I need to replace some Matlab code based around quadprog from the Optimization toolbox with C/C++, minimizing a quadratic function in an N-dimensional convex region.  I cannot pass Matlab code to the programming droids, lest their heads explode, so I need to convert it to something that they understand.  A recommendation for a reference book on quadratic programming is appreciated.

This is only a guess, but there used to be a book (probably out of print now) called "Numerical Recipes in C" which might have covered that territory.

http://en.wikipedia.org/wiki/Numerical_Recipes

ETA: Maybe there's something here:

http://www.nr.com/

And see the discussion at:

http://www.nr.com/forum/showthread.php?t=1379

I have that particular book, but unfortunately, solutions for Quadratic Programming are excluded.

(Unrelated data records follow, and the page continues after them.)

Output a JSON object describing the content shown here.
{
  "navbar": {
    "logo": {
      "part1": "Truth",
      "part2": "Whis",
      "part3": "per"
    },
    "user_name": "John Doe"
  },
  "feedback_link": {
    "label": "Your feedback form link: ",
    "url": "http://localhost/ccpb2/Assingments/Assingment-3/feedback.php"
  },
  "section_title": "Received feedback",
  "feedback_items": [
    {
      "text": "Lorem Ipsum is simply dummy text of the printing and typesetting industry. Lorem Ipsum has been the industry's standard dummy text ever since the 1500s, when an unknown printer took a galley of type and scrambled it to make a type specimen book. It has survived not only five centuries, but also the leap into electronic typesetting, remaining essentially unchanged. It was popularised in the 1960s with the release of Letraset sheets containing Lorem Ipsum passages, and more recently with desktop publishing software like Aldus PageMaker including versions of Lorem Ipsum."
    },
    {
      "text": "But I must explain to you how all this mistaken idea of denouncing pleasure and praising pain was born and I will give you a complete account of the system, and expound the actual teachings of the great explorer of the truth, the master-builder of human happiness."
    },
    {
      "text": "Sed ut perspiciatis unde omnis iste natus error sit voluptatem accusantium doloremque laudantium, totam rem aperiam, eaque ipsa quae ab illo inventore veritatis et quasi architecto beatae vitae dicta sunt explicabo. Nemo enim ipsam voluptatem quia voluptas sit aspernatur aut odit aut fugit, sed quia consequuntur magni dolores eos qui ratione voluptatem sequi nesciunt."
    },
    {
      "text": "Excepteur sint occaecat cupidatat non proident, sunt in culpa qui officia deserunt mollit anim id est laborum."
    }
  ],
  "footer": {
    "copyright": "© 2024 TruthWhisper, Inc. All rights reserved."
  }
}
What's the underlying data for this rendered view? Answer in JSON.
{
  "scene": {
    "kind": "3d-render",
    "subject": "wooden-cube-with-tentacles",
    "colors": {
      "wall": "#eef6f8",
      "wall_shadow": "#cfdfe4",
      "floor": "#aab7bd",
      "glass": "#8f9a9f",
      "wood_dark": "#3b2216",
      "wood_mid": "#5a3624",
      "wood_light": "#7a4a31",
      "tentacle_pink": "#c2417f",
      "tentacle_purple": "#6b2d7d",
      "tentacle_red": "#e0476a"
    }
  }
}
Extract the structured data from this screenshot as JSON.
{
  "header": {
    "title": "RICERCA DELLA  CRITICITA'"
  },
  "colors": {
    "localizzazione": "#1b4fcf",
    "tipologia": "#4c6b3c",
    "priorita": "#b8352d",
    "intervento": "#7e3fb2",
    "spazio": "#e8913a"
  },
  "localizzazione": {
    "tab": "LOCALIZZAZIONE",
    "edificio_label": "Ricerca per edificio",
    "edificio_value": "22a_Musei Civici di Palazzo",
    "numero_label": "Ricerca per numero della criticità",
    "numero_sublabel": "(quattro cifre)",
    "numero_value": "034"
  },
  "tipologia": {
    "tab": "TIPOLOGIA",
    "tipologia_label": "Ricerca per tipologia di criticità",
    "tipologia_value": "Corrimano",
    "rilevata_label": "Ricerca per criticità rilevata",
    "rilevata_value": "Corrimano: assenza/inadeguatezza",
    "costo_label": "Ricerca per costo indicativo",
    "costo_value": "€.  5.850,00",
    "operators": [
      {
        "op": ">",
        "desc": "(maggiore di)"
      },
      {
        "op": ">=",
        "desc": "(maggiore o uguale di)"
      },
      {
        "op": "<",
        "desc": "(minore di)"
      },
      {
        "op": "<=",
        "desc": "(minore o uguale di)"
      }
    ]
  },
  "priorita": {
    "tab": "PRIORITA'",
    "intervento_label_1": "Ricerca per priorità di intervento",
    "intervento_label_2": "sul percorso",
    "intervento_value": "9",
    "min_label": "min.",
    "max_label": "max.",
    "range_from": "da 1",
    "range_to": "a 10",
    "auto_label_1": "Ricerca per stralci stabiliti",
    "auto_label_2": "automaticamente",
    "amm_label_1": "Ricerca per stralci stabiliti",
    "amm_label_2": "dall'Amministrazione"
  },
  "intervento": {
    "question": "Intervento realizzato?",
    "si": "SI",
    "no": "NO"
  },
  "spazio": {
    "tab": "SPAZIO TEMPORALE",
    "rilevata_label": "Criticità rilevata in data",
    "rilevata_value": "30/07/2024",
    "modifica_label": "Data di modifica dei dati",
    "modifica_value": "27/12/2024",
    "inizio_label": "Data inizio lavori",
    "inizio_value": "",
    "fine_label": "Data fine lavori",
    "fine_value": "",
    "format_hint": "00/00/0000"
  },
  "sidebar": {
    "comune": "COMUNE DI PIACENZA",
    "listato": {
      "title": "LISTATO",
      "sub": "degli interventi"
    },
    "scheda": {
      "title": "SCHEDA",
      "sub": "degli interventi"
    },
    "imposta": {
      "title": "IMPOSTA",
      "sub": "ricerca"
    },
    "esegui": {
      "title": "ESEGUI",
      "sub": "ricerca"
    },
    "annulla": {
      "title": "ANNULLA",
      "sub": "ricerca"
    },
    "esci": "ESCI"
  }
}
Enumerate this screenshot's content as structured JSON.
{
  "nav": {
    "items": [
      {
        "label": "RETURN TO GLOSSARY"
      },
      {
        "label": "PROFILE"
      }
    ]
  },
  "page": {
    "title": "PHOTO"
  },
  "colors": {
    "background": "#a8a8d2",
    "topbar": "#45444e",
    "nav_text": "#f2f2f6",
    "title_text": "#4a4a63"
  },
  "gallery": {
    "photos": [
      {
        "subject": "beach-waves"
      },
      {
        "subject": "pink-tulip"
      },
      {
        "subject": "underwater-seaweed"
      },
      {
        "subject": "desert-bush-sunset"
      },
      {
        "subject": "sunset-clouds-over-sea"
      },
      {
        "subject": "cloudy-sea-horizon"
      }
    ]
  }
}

I figured it out, between searches on the web, and a few insights from Barazaa's book:

Nonlinear Programming

I'm using a Cutting Plane algorithm to train a Linear Support Vector Machine which requires the solution of a sequence of quadratic programs.  The sub-problems are convex and apparently the state-of-the-art solution for these are Internal Point Methods.  The biggest difficulty I found, and in the end there is a very simple solution for, is how to keep the variables all non-negative.  If you attempt to put barriers on all of the variables the equations become very ill-conditioned, but just putting them on the slack variables apparently does the trick.  Another surprising thing that I found is that as the feasible region is convex you do not need a full blown line search, a simple ratio test that keeps the variables feasible along the Newton direction is sufficient.